Он говорил немного зло, с вызовом, но ему хотелось верить. Было видно: он вряд ли изменит слову и отступит от принятого решения, хотя очень ждет счастливого конца сегодняшней неожиданной встречи. Но так или иначе, с ним можно было разговаривать начистоту.

– Будут условия, – прервал я его. – Если ваш шеф заартачится – расстрелять. Казармы сжечь. Все боеприпасы, оружие взять с собой. Пойдете с проводником…

Каюсь снова – я больше думал о деле, чем о своих товарищах. Правда, меня немного оправдывало то обстоятельство – я не так уж много думал и о себе. Но разве это что-нибудь меняло?

Когда вернулся Ваня, я рассказал ему о случившемся и попросил подготовиться к походу: на его долю выпадало не менее опасное – проследить за выполнением намеченного плана и отвести гарнизонщиков в партизанскую зону.

А мне самому?
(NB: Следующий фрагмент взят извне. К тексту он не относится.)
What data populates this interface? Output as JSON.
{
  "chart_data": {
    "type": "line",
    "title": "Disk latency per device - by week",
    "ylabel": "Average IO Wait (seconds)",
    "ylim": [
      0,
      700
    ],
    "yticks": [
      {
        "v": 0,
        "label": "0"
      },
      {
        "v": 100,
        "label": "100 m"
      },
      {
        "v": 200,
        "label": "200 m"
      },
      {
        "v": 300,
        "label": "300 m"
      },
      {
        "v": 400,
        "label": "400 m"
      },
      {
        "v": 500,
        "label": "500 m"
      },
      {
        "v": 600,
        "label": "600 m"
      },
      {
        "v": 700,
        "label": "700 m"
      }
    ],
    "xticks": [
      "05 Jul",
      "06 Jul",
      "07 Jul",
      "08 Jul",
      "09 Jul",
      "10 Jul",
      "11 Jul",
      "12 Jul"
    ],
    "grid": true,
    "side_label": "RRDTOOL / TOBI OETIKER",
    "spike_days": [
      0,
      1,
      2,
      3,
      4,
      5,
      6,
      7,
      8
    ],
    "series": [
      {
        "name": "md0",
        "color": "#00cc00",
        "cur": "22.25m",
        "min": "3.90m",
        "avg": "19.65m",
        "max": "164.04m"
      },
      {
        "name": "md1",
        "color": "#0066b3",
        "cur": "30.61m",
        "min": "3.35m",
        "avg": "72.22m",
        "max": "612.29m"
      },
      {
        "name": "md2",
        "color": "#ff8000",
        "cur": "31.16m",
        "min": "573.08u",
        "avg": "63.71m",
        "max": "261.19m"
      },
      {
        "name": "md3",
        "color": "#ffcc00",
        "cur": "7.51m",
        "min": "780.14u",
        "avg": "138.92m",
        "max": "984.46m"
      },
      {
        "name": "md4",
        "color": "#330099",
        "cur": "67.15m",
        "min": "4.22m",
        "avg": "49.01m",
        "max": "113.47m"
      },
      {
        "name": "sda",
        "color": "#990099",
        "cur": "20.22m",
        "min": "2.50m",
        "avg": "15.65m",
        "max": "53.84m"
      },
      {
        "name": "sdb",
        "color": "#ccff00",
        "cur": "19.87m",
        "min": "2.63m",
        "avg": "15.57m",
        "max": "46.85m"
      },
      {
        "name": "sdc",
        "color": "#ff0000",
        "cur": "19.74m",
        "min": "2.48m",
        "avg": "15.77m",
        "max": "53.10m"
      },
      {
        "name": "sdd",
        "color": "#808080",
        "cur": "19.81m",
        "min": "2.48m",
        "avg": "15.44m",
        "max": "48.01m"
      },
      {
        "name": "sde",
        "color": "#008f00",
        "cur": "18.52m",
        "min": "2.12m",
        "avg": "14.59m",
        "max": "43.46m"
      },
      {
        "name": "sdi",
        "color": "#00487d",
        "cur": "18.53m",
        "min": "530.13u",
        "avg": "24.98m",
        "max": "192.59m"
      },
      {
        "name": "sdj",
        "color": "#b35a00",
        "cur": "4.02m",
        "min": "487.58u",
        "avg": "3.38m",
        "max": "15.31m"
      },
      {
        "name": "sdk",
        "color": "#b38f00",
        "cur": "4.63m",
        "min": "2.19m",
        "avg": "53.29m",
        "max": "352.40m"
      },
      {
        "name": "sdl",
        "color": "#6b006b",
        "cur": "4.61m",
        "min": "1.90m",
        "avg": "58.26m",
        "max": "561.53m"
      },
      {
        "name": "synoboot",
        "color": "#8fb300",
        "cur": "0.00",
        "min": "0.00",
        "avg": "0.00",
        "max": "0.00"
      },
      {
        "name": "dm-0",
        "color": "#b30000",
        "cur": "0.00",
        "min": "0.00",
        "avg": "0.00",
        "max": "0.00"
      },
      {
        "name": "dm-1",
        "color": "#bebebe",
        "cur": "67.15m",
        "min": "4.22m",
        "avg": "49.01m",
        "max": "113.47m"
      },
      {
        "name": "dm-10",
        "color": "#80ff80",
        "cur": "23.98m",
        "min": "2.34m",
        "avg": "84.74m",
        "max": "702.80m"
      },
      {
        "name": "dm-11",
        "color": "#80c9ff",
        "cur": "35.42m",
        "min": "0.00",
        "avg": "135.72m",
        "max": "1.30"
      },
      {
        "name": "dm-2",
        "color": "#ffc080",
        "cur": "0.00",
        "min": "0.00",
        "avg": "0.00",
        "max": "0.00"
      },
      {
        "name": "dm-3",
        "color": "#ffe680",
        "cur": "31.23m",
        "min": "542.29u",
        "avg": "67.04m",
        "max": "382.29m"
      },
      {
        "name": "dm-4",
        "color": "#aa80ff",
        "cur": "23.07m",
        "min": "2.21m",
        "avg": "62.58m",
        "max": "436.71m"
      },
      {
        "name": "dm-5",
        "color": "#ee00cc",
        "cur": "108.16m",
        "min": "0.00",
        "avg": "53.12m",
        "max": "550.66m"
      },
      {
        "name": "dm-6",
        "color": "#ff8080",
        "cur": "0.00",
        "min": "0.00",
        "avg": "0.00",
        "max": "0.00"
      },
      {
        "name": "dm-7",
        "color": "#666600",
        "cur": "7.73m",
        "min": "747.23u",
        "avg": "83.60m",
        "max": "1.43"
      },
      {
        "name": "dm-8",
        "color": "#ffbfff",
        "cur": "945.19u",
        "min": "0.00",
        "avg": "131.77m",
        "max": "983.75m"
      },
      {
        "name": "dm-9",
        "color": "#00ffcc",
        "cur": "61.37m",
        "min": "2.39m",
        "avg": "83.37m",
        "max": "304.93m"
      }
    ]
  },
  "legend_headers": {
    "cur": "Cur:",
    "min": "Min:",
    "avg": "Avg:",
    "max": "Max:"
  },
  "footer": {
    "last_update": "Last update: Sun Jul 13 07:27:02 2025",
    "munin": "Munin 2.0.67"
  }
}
Самому необходимо было, не медля, перебраться на другую квартиру – на Беломорскую, 48… К Николаю Савчику. Чем я руководствовался, принимая это решение? Опять же чувством, которое укреплялось во мне здесь, в Минске. И нужно сказать, оно не подвело меня. Я попал в семью, где царили нужда, бедность, но с ними – и глубокая преданность прежнему.

Яша Шиманович приехал за мной на «опель-капитане». За квартал от дома шофер Владимир Некрыш поднял капот и принялся копаться в моторе, пока я не сел в машину.

До этого времени я видел одни окраины: Сторожевку, Комаровку, Пушкинский поселок, район Болотной станции, парк Челюскинцев… Домики здесь в большинстве сохранились. Только скособочились, ослепли, вросли в землю. А в центре… что здесь было!